Las universidades pueden trabajar desde la visión más integral, independiente y respetuosa que la institucionalidad pueda aportar, porque cuentan con personas formadas en todos los campos del saber, de las culturas, de la ciencia y la tecnología, las cuales pueden ser usadas para contribuir a superar las necesidades o carencias de los pueblos originarios. De hecho, crear un foco de trabajo permanente con estos pueblos, le permitiría a las universidades cerrar algunas de las grietas abiertas en su relación con el pueblo costarricense. Se trata de ampliar las sinergias universidad-sociedad y de paso esto le mejoraría la base social al sistema universitario público, lo cual ayudaría a sostener las cualidades incluyentes que aún le quedan a nuestro sistema social.
El trabajo con los pueblos indígenas demanda avanzar con absoluta decisión hacia el cumplimiento de la justicia, sin permitirnos ser impasibles o indolentes ante los asesinatos. La justicia, en todo caso, no es un asunto judicial exclusivamente. Tiene que comprenderse desde todas las perspectivas de la vida como justicia cultural, económica y política, y en esa labor orientada a superar las causas de la inequidad, las universidades debemos, incluso por mandato constitucional, contribuir sustantivamente.
Se requiere escuchar más a los pueblos indígenas, atender sus necesidades y crear propuestas de trabajo conjunto como procesos de largo alcance que no dependan de personas, de presupuestos y de plazos limitados. En lo inmediato e impostergable algunas de las tareas en las que deberíamos enfocarnos incluyen impedir los desalojos en Kono Jú y Yuwi Senaglö, juzgar con justicia los asesinatos de Sergio Rojas Ortiz y Jerhy Rivera Rivera, dar seguimiento al expediente 21.360 de la Comisión de Derechos Humanos de la Asamblea Legislativa, asegurar una pronta mediación internacional que capacite y de soporte técnico a la institucionalidad y en especial al Ministerio de Justicia, cumplir con las medidas cautelares para personas y pueblos, proteger la vida de muchas personas indígenas amenazadas de muerte y asediadas, y apoyar las iniciativas productivas y la dotación de servicios sociales esenciales como agua en los procesos de reasentamiento en los territorios indígenas recuperados.
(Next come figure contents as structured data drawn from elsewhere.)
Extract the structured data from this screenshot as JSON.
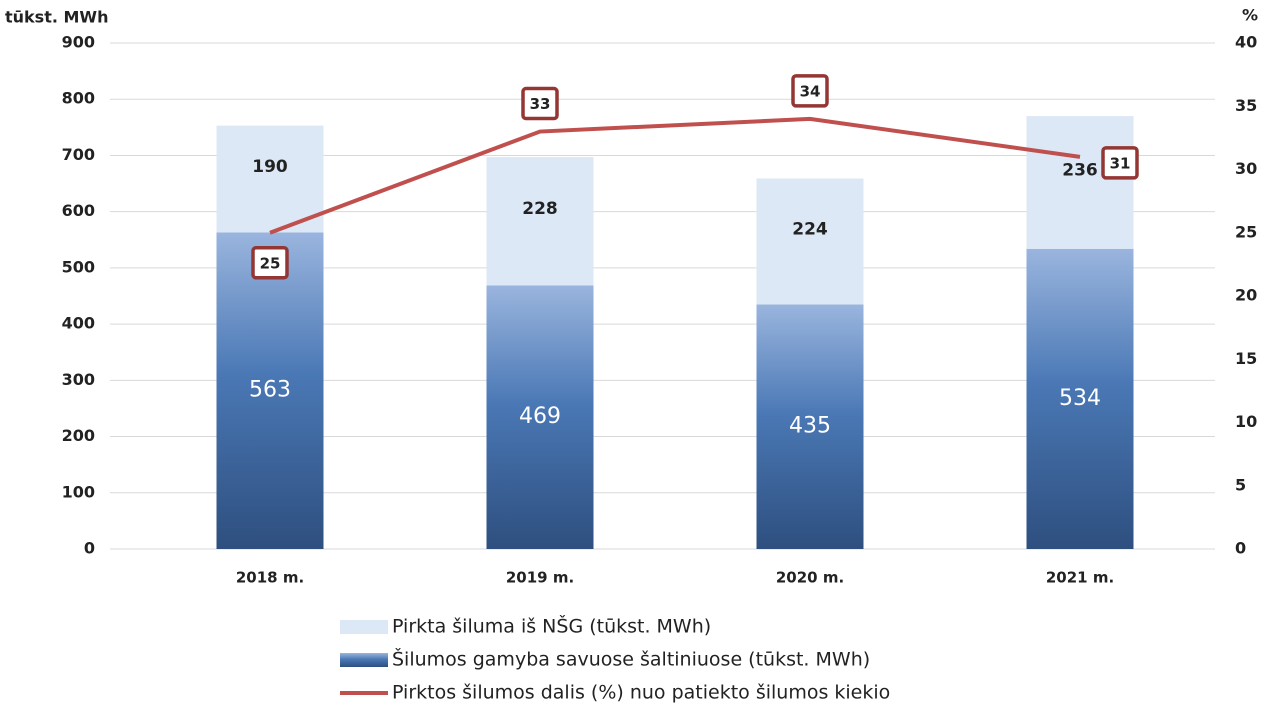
{
  "chart_data": {
    "type": "bar+line",
    "y_label": "tūkst. MWh",
    "y2_label": "%",
    "categories": [
      "2018 m.",
      "2019 m.",
      "2020 m.",
      "2021 m."
    ],
    "series": [
      {
        "name": "Šilumos gamyba savuose šaltiniuose (tūkst. MWh)",
        "color": "#4a78b5",
        "values": [
          563,
          469,
          435,
          534
        ]
      },
      {
        "name": "Pirkta šiluma iš NŠG (tūkst. MWh)",
        "color": "#dce8f6",
        "values": [
          190,
          228,
          224,
          236
        ]
      },
      {
        "name": "Pirktos šilumos dalis (%) nuo patiekto šilumos kiekio",
        "color": "#c0504d",
        "axis": "y2",
        "values": [
          25,
          33,
          34,
          31
        ]
      }
    ],
    "ylim": [
      0,
      900
    ],
    "yticks": [
      0,
      100,
      200,
      300,
      400,
      500,
      600,
      700,
      800,
      900
    ],
    "y2lim": [
      0,
      40
    ],
    "y2ticks": [
      0,
      5,
      10,
      15,
      20,
      25,
      30,
      35,
      40
    ],
    "grid": true
  }
}
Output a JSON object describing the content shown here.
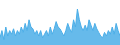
{
  "chart_data": {
    "type": "area",
    "values": [
      4,
      8,
      3,
      10,
      5,
      8,
      6,
      9,
      5,
      8,
      6,
      10,
      7,
      12,
      8,
      14,
      10,
      9,
      6,
      8,
      5,
      8,
      4,
      6,
      8,
      5,
      10,
      6,
      9,
      13,
      10,
      9,
      7,
      5,
      8,
      12,
      9,
      7,
      14,
      10,
      20,
      14,
      10,
      8,
      11,
      8,
      14,
      11,
      8,
      12,
      9,
      7,
      5,
      4,
      7,
      5,
      8,
      6,
      10,
      6,
      12,
      8,
      5
    ],
    "color": "#4baee8",
    "ylim": [
      0,
      25
    ],
    "grid": false,
    "tick_labels": false
  }
}
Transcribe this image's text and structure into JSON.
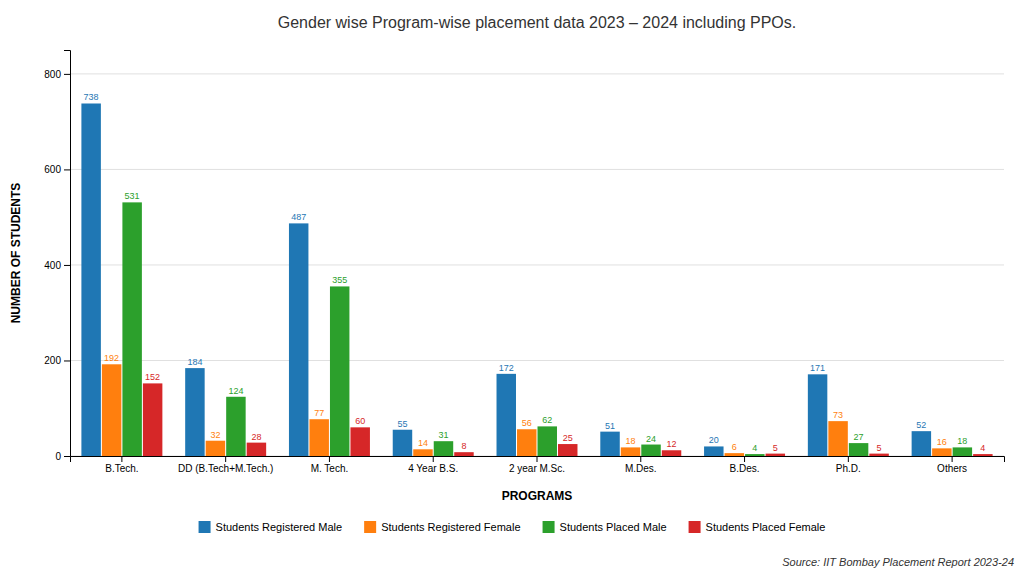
{
  "chart_data": {
    "type": "bar",
    "title": "Gender wise Program-wise placement data 2023 – 2024 including PPOs.",
    "xlabel": "PROGRAMS",
    "ylabel": "NUMBER OF STUDENTS",
    "annotations": [
      "Source: IIT Bombay Placement Report 2023-24"
    ],
    "categories": [
      "B.Tech.",
      "DD (B.Tech+M.Tech.)",
      "M. Tech.",
      "4 Year B.S.",
      "2 year M.Sc.",
      "M.Des.",
      "B.Des.",
      "Ph.D.",
      "Others"
    ],
    "series": [
      {
        "name": "Students Registered Male",
        "values": [
          738,
          184,
          487,
          55,
          172,
          51,
          20,
          171,
          52
        ]
      },
      {
        "name": "Students Registered Female",
        "values": [
          192,
          32,
          77,
          14,
          56,
          18,
          6,
          73,
          16
        ]
      },
      {
        "name": "Students Placed Male",
        "values": [
          531,
          124,
          355,
          31,
          62,
          24,
          4,
          27,
          18
        ]
      },
      {
        "name": "Students Placed Female",
        "values": [
          152,
          28,
          60,
          8,
          25,
          12,
          5,
          5,
          4
        ]
      }
    ],
    "ylim": [
      0,
      850
    ],
    "yticks": [
      0,
      200,
      400,
      600,
      800
    ],
    "grid": true,
    "legend": "bottom",
    "data_labels": true
  }
}
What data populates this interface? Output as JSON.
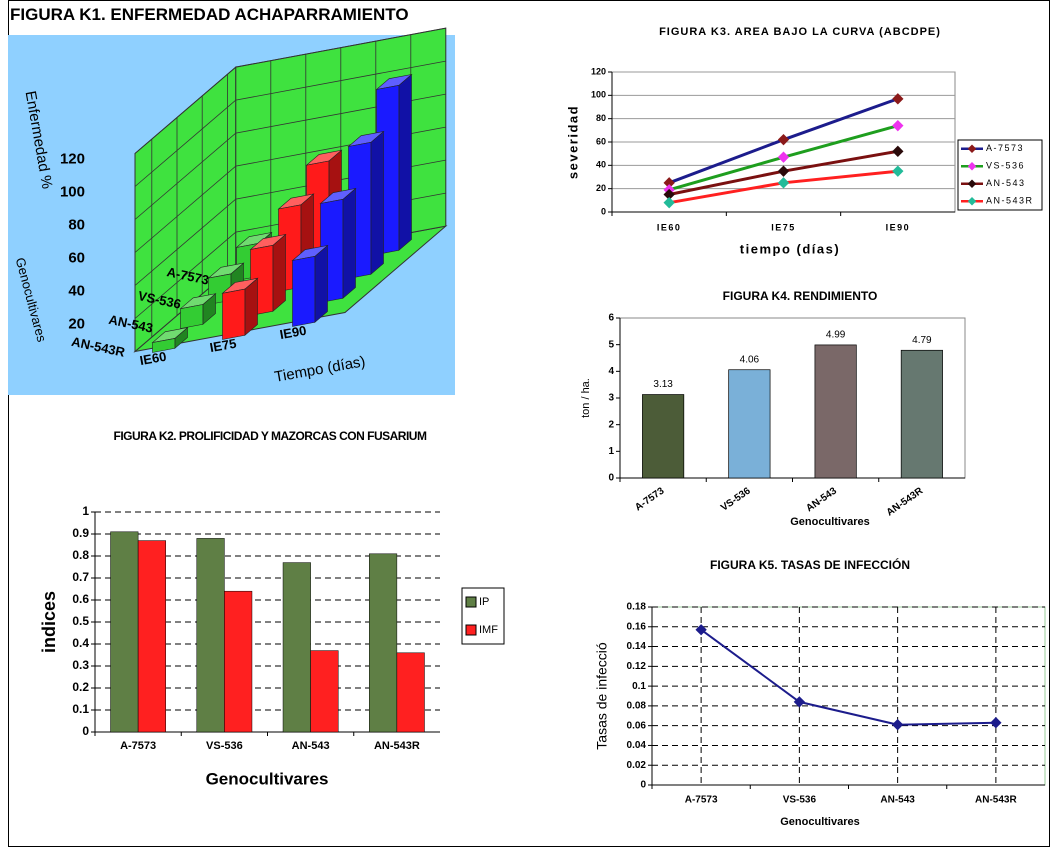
{
  "chart_data": [
    {
      "type": "bar3d",
      "title": "FIGURA K1. ENFERMEDAD ACHAPARRAMIENTO",
      "ylabel": "Enfermedad %",
      "depth_label": "Genocultivares",
      "xlabel": "Tiempo (días)",
      "categories": [
        "A-7573",
        "VS-536",
        "AN-543",
        "AN-543R"
      ],
      "series": [
        {
          "name": "IE60",
          "color": "#33cc33",
          "values": [
            20,
            16,
            12,
            6
          ]
        },
        {
          "name": "IE75",
          "color": "#ff1a1a",
          "values": [
            62,
            50,
            40,
            28
          ]
        },
        {
          "name": "IE90",
          "color": "#1a1aff",
          "values": [
            100,
            80,
            60,
            40
          ]
        }
      ],
      "ylim": [
        0,
        120
      ],
      "yticks": [
        20,
        40,
        60,
        80,
        100,
        120
      ],
      "grid": true
    },
    {
      "type": "bar",
      "title": "FIGURA K2.  PROLIFICIDAD Y MAZORCAS CON FUSARIUM",
      "ylabel": "indices",
      "xlabel": "Genocultivares",
      "categories": [
        "A-7573",
        "VS-536",
        "AN-543",
        "AN-543R"
      ],
      "series": [
        {
          "name": "IP",
          "color": "#5f7f45",
          "values": [
            0.91,
            0.88,
            0.77,
            0.81
          ]
        },
        {
          "name": "IMF",
          "color": "#ff2020",
          "values": [
            0.87,
            0.64,
            0.37,
            0.36
          ]
        }
      ],
      "ylim": [
        0,
        1
      ],
      "yticks": [
        0,
        0.1,
        0.2,
        0.3,
        0.4,
        0.5,
        0.6,
        0.7,
        0.8,
        0.9,
        1
      ],
      "grid": true,
      "legend": "right"
    },
    {
      "type": "line",
      "title": "FIGURA K3. AREA BAJO LA CURVA  (ABCDPE)",
      "ylabel": "severidad",
      "xlabel": "tiempo (días)",
      "categories": [
        "IE60",
        "IE75",
        "IE90"
      ],
      "series": [
        {
          "name": "A-7573",
          "color": "#1c1c8c",
          "marker_color": "#8b1a1a",
          "values": [
            25,
            62,
            97
          ]
        },
        {
          "name": "VS-536",
          "color": "#1e9e1e",
          "marker_color": "#ee33ee",
          "values": [
            19,
            47,
            74
          ]
        },
        {
          "name": "AN-543",
          "color": "#7a1010",
          "marker_color": "#2a0a0a",
          "values": [
            15,
            35,
            52
          ]
        },
        {
          "name": "AN-543R",
          "color": "#ff2020",
          "marker_color": "#22bb99",
          "values": [
            8,
            25,
            35
          ]
        }
      ],
      "ylim": [
        0,
        120
      ],
      "yticks": [
        0,
        20,
        40,
        60,
        80,
        100,
        120
      ],
      "grid": true,
      "legend": "right"
    },
    {
      "type": "bar",
      "title": "FIGURA K4. RENDIMIENTO",
      "ylabel": "ton / ha.",
      "xlabel": "Genocultivares",
      "categories": [
        "A-7573",
        "VS-536",
        "AN-543",
        "AN-543R"
      ],
      "values": [
        3.13,
        4.06,
        4.99,
        4.79
      ],
      "colors": [
        "#4c5c38",
        "#7ab0d8",
        "#7a6868",
        "#667870"
      ],
      "ylim": [
        0,
        6
      ],
      "yticks": [
        0,
        1,
        2,
        3,
        4,
        5,
        6
      ],
      "grid": false
    },
    {
      "type": "line",
      "title": "FIGURA K5. TASAS DE INFECCIÓN",
      "ylabel": "Tasas de infecció",
      "xlabel": "Genocultivares",
      "categories": [
        "A-7573",
        "VS-536",
        "AN-543",
        "AN-543R"
      ],
      "values": [
        0.157,
        0.084,
        0.061,
        0.063
      ],
      "color": "#1c1c8c",
      "ylim": [
        0,
        0.18
      ],
      "yticks": [
        0,
        0.02,
        0.04,
        0.06,
        0.08,
        0.1,
        0.12,
        0.14,
        0.16,
        0.18
      ],
      "grid": true
    }
  ]
}
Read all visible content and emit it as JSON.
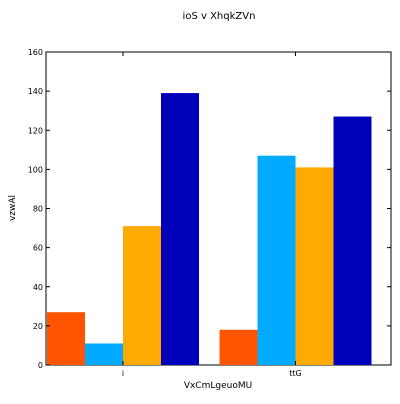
{
  "chart_data": {
    "type": "bar",
    "title": "ioS v XhqkZVn",
    "xlabel": "VxCmLgeuoMU",
    "ylabel": "vzwAl",
    "categories": [
      "i",
      "ttG"
    ],
    "ylim": [
      0,
      160
    ],
    "yticks": [
      0,
      20,
      40,
      60,
      80,
      100,
      120,
      140,
      160
    ],
    "grid": false,
    "legend": "none",
    "series": [
      {
        "values": [
          27,
          18
        ],
        "color": "#ff5500"
      },
      {
        "values": [
          11,
          107
        ],
        "color": "#00aaff"
      },
      {
        "values": [
          71,
          101
        ],
        "color": "#ffaa00"
      },
      {
        "values": [
          139,
          127
        ],
        "color": "#0000bb"
      }
    ]
  }
}
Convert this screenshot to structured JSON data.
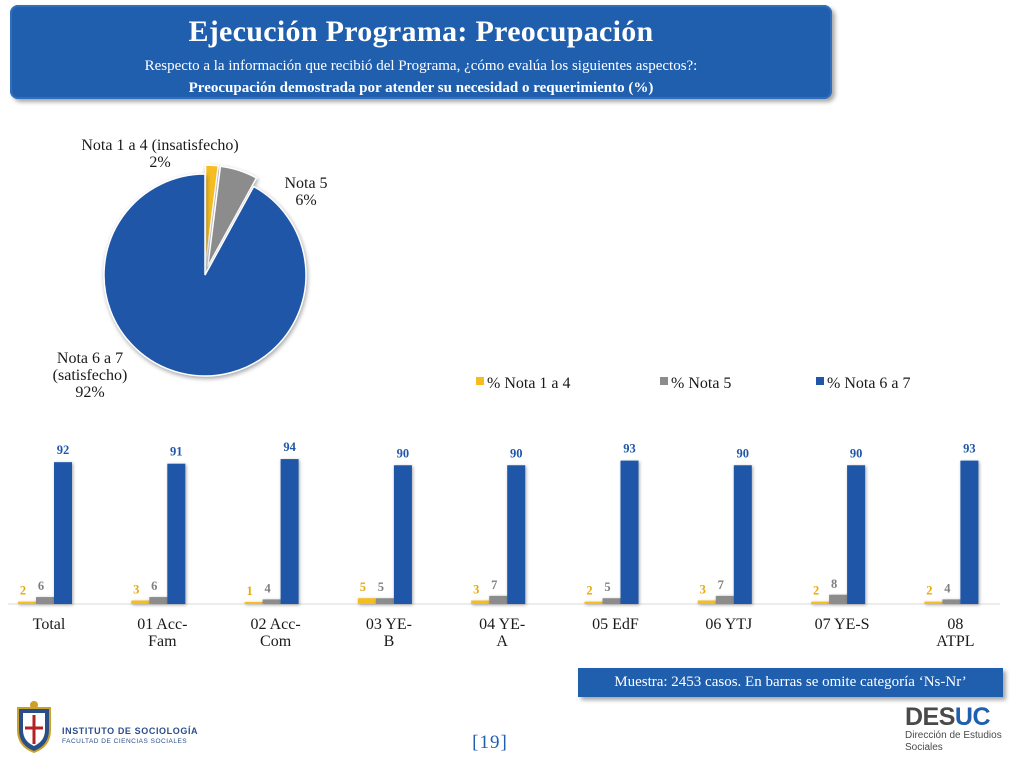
{
  "header": {
    "title": "Ejecución Programa: Preocupación",
    "subtitle": "Respecto a la información que recibió del Programa, ¿cómo evalúa los siguientes aspectos?:",
    "subtitle2": "Preocupación demostrada por atender su necesidad o requerimiento (%)"
  },
  "colors": {
    "header_bg": "#1f5fae",
    "nota_1_4": "#f5bd1f",
    "nota_5": "#8c8c8c",
    "nota_6_7": "#1f56a8"
  },
  "chart_data": [
    {
      "type": "pie",
      "slices": [
        {
          "label_lines": [
            "Nota 1 a 4 (insatisfecho)"
          ],
          "value": 2,
          "value_label": "2%"
        },
        {
          "label_lines": [
            "Nota 5"
          ],
          "value": 6,
          "value_label": "6%"
        },
        {
          "label_lines": [
            "Nota 6 a 7",
            "(satisfecho)"
          ],
          "value": 92,
          "value_label": "92%"
        }
      ]
    },
    {
      "type": "bar",
      "categories": [
        [
          "Total"
        ],
        [
          "01 Acc-",
          "Fam"
        ],
        [
          "02 Acc-",
          "Com"
        ],
        [
          "03 YE-",
          "B"
        ],
        [
          "04 YE-",
          "A"
        ],
        [
          "05 EdF"
        ],
        [
          "06 YTJ"
        ],
        [
          "07 YE-S"
        ],
        [
          "08",
          "ATPL"
        ]
      ],
      "series": [
        {
          "name": "% Nota 1 a 4",
          "values": [
            2,
            3,
            1,
            5,
            3,
            2,
            3,
            2,
            2
          ]
        },
        {
          "name": "% Nota 5",
          "values": [
            6,
            6,
            4,
            5,
            7,
            5,
            7,
            8,
            4
          ]
        },
        {
          "name": "% Nota 6 a 7",
          "values": [
            92,
            91,
            94,
            90,
            90,
            93,
            90,
            90,
            93
          ]
        }
      ],
      "ylim": [
        0,
        100
      ],
      "grid": false,
      "legend": "top-right"
    }
  ],
  "footer": {
    "sample_note": "Muestra: 2453 casos. En barras se omite categoría ‘Ns-Nr’",
    "page_number": "[19]",
    "institute_name": "INSTITUTO DE SOCIOLOGÍA",
    "institute_faculty": "FACULTAD DE CIENCIAS SOCIALES",
    "desuc_brand_a": "DES",
    "desuc_brand_b": "UC",
    "desuc_line1": "Dirección de Estudios",
    "desuc_line2": "Sociales"
  }
}
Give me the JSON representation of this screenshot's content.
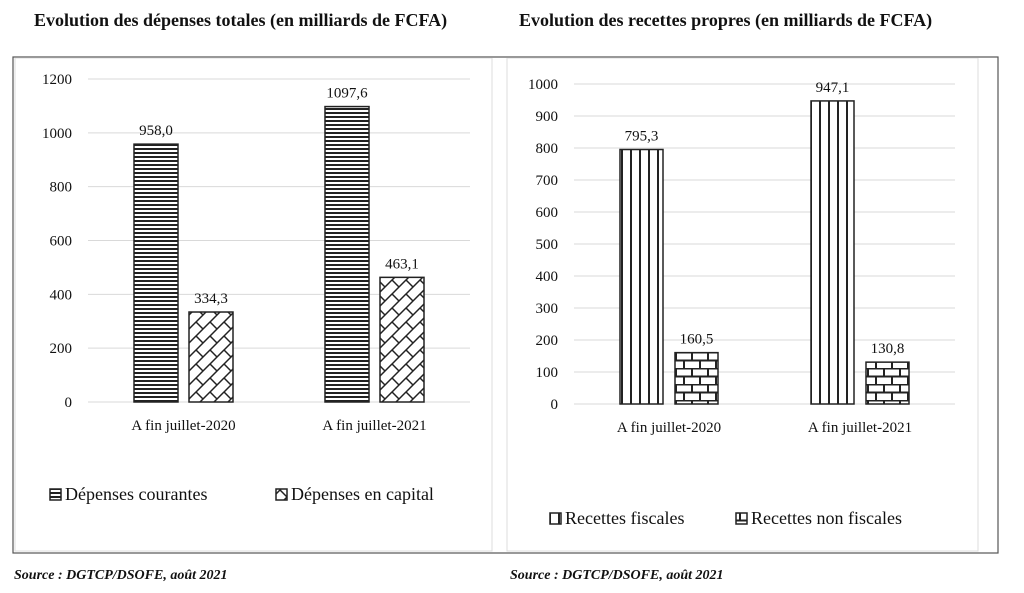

Este año 2021 la violencia contra los pueblos originarios cobra un peso simbólico particular por las celebraciones oficiales del bicentenario de la independencia de un país pretendidamente unificado, incluyente y respetuoso de la diversidad, cuando en realidad lo que viven los indígenas es el asedio recolonizador y en consecuencia violento en todos los campos. La exclusión social que se inició y persiste con el despojo de sus territorios y la imposición cultural, incluye la pobreza y hasta la miseria, la débil red de servicios sociales de salud y de abastecimiento de agua potable, la escasa infraestructura, el irrespeto de la cultura propia, el sistema educativo muchas veces más preocupado en la cantidad y en los problemas didácticos que en la cultura de los pueblos originarios, entre muchas más.
En este momento las deudas del Estado y de toda la institucionalidad con los pueblos originarios empezarían a saldarse si se resuelven legalmente los crímenes de Sergio y Jerhy; al menos esa sería una buena señal. Los desafíos de la universidad pública, en particular, pasan por proponer e implementar en conjunto con los pueblos originarios, procesos (no proyectos) con un enfoque que busque superar las causas históricas de sus carencias y que reafirme la totalidad de sus derechos y autonomía integral.